“I think you may have something there, my child.” Orlando blew his nose on my towel. Knowing his mood to be fragile, I did not protest. He slung his own towel round his neck and stood up. “Anyway, Fritz deserves the best and somewhere inside me there may be something worth his while.” He put on his Eugene Onegin look – sorrow tempered by newly acquired wisdom – and went thoughtfully away.
One of my favourite, favourite authors for comfort reading, I don’t think I’ve ever read a book by Victoria Clayton that I disliked and her style is so good. A lesser writer wouldn’t have such good rhythm, and a plainer one would have missed out the final “thoughtfully”.

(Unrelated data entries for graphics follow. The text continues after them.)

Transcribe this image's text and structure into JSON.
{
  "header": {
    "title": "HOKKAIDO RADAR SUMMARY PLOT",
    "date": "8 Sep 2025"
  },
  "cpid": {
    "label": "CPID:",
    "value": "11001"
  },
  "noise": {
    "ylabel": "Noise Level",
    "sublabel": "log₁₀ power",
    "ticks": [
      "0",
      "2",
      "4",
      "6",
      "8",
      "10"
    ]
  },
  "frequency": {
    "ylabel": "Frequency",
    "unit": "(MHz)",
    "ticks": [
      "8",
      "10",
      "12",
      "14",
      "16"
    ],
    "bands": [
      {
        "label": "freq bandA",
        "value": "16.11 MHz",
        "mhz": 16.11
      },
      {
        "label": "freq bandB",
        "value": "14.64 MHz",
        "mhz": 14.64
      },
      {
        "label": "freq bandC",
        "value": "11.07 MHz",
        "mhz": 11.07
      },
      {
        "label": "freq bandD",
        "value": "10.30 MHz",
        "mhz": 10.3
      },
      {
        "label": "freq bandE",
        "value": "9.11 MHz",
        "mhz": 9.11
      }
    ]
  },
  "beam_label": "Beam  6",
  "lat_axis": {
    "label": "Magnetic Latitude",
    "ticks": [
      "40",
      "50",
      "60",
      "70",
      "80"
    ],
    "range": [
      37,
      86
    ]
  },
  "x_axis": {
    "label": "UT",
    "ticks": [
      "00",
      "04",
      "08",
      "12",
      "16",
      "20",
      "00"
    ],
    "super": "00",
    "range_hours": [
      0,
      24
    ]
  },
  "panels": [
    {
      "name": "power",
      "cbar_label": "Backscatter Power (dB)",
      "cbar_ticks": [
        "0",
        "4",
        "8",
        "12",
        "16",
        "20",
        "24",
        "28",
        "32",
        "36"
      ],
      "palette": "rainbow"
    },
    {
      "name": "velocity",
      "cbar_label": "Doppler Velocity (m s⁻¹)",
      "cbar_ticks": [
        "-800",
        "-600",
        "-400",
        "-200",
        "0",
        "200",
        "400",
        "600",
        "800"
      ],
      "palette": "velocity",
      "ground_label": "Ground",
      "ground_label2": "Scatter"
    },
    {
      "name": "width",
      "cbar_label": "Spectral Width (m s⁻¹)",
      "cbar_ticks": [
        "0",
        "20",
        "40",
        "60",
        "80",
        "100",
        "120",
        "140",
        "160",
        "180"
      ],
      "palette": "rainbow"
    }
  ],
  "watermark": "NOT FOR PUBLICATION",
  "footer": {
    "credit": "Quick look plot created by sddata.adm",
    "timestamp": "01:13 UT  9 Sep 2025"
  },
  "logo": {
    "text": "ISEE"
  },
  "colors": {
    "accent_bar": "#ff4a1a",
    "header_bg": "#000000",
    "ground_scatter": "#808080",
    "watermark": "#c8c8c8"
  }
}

Opera, ballet and country houses often feature in her plots, along with close friendships, surveys of the English gentry and a heroine who is usually uncertain as well as free-spirited.
As with Nancy Mitford and PG Wodehouse, some of her best jokes have become adopted shorthand between my mother and me, in particular the Onegin Look, which features in her book below, whose heroine is a ballerina, hence the O.L. and her own Aurora Smile (a bit much at close quarters, it turns out):
On a separate note, this is so not the kind of title that Clayton would choose that it makes me sad inside to see such an original author forced through the sausage factory of the in-house marketing team and into a frankly dire title and blurb.
I become enraged anyway when I see books with “The Girl’s Guide To…” in the title. It’s so bloody twee, not to say patronising. Manic Pixie Girl probably reads those kinds of books. Grrr.